Karel Bruwer - Happy birthday beautiful South Africa. It has been two decades since that promising day in 1994. This year, 2014, bears witness to another seminal election. Many things can and do happen in twenty years’ time. Having been born in 1986, the events leading up to April 1994 left an indelible impression upon my psyche.


Currently, I find myself living in South Korea. It seemed a naturally sane deKarel Bruwercision to practise my right to vote on 30 April, a week before South Africans were to descend upon the polling booths.

But why vote abroad? It does seem like rather a bit of a hassle completing paperwork and working out logistics in order to cast one vote, especially if one is living in a rural town 30-odd kilometres from the DMZ. I did seem to be asking myself this question ahead of the date, considering the lack of suitable candidates in an ocean of self-seeking political ideologues. Who do I vote for? Which party represents my personal values? All valid questions, questions asked more often than not when one finds oneself outside of the motherland.

Here then my simple and humble reason: I wanted to. Living abroad exposes one to the various aspects of geopolitical tensions, simultaneously alien and fascinating to behold. South Africans are always terribly negative and apocalyptic about the country’s future. There is much validation in holding up a critical lens under which to scrutinise the actions (or rather, lack of action) of ruling parties, incumbent leaders and the like. Politics is a dirty business, that’s a universal truth.

There are, however, certain thresholds which, once overstepped, lead to divisive and counterproductive attitudes. I saw the elections of 2014 as my personal opportunity to seek a possible solution to the current toxic political atmosphere. I want South Africa to listen to one another without contempt for the “other”, to recognise the wonderful achievement of a nation so diverse, to accept the hardships and find a possible way to tackle aforementioned obstacles.

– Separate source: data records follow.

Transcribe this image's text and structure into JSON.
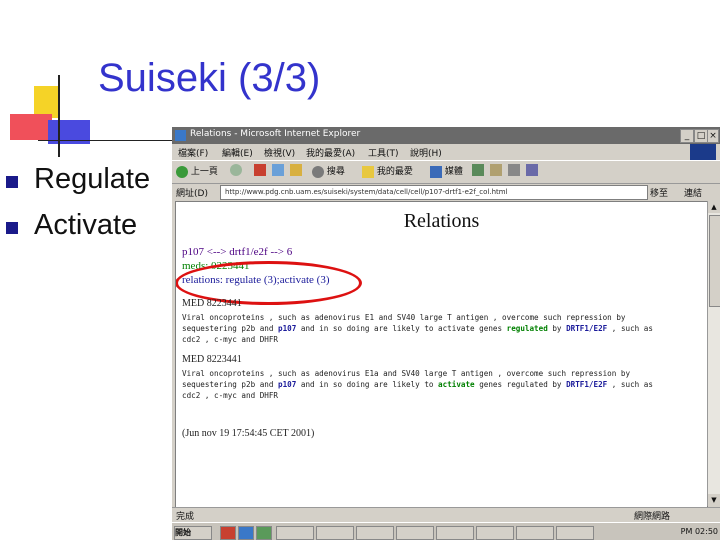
{
  "slide": {
    "title": "Suiseki (3/3)",
    "bullets": [
      "Regulate",
      "Activate"
    ]
  },
  "browser": {
    "window_title": "Relations - Microsoft Internet Explorer",
    "menu": [
      "檔案(F)",
      "編輯(E)",
      "檢視(V)",
      "我的最愛(A)",
      "工具(T)",
      "說明(H)"
    ],
    "toolbar": {
      "back": "上一頁",
      "search": "搜尋",
      "favorites": "我的最愛",
      "history": "媒體"
    },
    "address_label": "網址(D)",
    "address_value": "http://www.pdg.cnb.uam.es/suiseki/system/data/cell/cell/p107-drtf1-e2f_col.html",
    "go_label": "移至",
    "links_label": "連結",
    "page": {
      "heading": "Relations",
      "relation_line": "p107 <--> drtf1/e2f --> 6",
      "meds_line": "meds: 0223441",
      "relations_line": "relations: regulate (3);activate (3)",
      "med1_label": "MED 8223441",
      "med1_text": [
        "Viral oncoproteins , such as adenovirus E1 and SV40 large T antigen , overcome such repression by",
        "sequestering p2b and ",
        "p107",
        " and in so doing are likely to activate genes ",
        "regulated",
        " by ",
        "DRTF1/E2F",
        " , such as",
        "cdc2 , c-myc and DHFR"
      ],
      "med2_label": "MED 8223441",
      "med2_text": [
        "Viral oncoproteins , such as adenovirus E1a and SV40 large T antigen , overcome such repression by",
        "sequestering p2b and ",
        "p107",
        " and in so doing are likely to ",
        "activate",
        " genes regulated by ",
        "DRTF1/E2F",
        " , such as",
        "cdc2 , c-myc and DHFR"
      ],
      "timestamp": "(Jun nov 19 17:54:45 CET 2001)"
    },
    "status": {
      "left": "完成",
      "right": "網際網路"
    },
    "taskbar": {
      "start": "開始",
      "clock": "PM 02:50"
    }
  },
  "colors": {
    "title": "#3333cc",
    "relation_purple": "#4b0082",
    "meds_green": "#008000",
    "relations_blue": "#1a1a9a",
    "oval_red": "#dd1111"
  }
}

I might be an over-optimistic individual, clouded by distance and a relatively untethered idealistic view of such a heterogeneous society. I refuse, however, to accept that my country is lost at sea, without a lifeline, hope, or people who care enough to make things work. Hope is powerful, an indefatigable spirit also. South Africa has both and so much more. I want to believe this, therefore I cast my vote.